«En Égypte, j'étais toujours frappé quand je voyais les cheiks tomber à genoux au milieu du désert, se tourner vers l'orient, et toucher le sable de leur front. Qu'était-ce que cet inconnu qu'ils adoraient vers l'orient?»

Puis, s'interrompant lui-même et passant sans transition à un autre sujet:

«Le christianisme, dit-il, les idéologues n'ont-ils pas prétendu en faire un système d'astronomie? Quand cela serait, croient-ils me persuader que le christianisme est petit? Si le christianisme est l'allégorie du mouvement des sphères, la géométrie des astres, les esprits forts ont beau faire, malgré eux ils ont encore laissé assez de grandeur à son culte!»

Et il s'éloigna.

XLI

Après avoir vu Murat à Milan, il reprit sa route. Il arriva à Rome le 27 juin. Mon ami, M. Artau, le conduisit à Saint-Pierre.

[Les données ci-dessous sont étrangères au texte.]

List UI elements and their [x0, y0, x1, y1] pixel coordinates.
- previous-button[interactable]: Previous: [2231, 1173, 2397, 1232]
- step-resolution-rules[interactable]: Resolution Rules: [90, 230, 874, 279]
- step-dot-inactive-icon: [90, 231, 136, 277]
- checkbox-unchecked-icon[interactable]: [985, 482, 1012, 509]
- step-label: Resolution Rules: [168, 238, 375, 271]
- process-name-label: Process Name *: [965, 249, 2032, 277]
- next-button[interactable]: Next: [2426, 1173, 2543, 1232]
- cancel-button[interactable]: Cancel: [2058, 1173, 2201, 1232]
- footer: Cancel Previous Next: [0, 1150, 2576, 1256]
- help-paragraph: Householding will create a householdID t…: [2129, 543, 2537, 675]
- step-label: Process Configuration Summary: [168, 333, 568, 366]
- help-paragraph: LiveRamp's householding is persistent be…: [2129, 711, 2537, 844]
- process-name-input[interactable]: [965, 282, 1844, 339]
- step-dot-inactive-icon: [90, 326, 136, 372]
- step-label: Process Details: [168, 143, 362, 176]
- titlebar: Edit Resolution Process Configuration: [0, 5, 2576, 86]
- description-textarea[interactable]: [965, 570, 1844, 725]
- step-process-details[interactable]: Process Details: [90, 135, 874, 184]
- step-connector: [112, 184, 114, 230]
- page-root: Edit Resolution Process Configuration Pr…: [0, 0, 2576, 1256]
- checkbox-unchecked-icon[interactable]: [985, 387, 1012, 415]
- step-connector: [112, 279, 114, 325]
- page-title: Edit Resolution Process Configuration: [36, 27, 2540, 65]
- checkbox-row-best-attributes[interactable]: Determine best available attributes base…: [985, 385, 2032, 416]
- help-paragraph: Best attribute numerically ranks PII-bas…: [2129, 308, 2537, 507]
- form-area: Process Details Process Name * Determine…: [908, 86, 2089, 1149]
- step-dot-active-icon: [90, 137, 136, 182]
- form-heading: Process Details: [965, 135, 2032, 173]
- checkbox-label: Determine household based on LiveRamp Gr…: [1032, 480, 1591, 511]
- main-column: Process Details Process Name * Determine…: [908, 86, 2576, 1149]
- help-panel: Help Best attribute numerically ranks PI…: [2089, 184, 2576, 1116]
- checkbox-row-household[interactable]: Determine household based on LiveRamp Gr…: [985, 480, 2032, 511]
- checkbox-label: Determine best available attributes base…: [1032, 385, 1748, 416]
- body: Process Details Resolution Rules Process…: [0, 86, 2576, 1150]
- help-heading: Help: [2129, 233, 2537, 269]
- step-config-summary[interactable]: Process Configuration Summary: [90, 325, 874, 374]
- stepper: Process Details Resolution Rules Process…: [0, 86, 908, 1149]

«Il sentait le besoin d'un effet, me dit Artau, ne pouvant pas le sentir, il l'affecta.»

Il s'assit sur le rebord en pierre du jet d'eau en face du portail, entre les obélisques égyptiens, et, plaçant sa main sur sa poitrine, il dit à Artau: «J'ai soif!» et demeura silencieux dans une contemplation évidemment simulée. Artau le comprit, et ne dérangea pas son enthousiasme.

On le logea chez le cardinal Fesch, au dernier étage du palais.

«N'ayant rien à faire dans ma chambre aérienne, dit-il, je regardais par-dessus les toits, dans une maison voisine, des blanchisseuses qui me faisaient des signes; une cantatrice novice exerçant sa voix me poursuivait d'un solfége éternel, heureux quand il passait quelque enterrement pour me désennuyer. Du haut de ma fenêtre, je vis dans l'abîme de la rue le convoi d'une jeune mère; on la portait, le visage découvert, entre deux files de pèlerins blancs; son nouveau-né, mort aussi et couronné de fleurs, était couché à ses pieds.»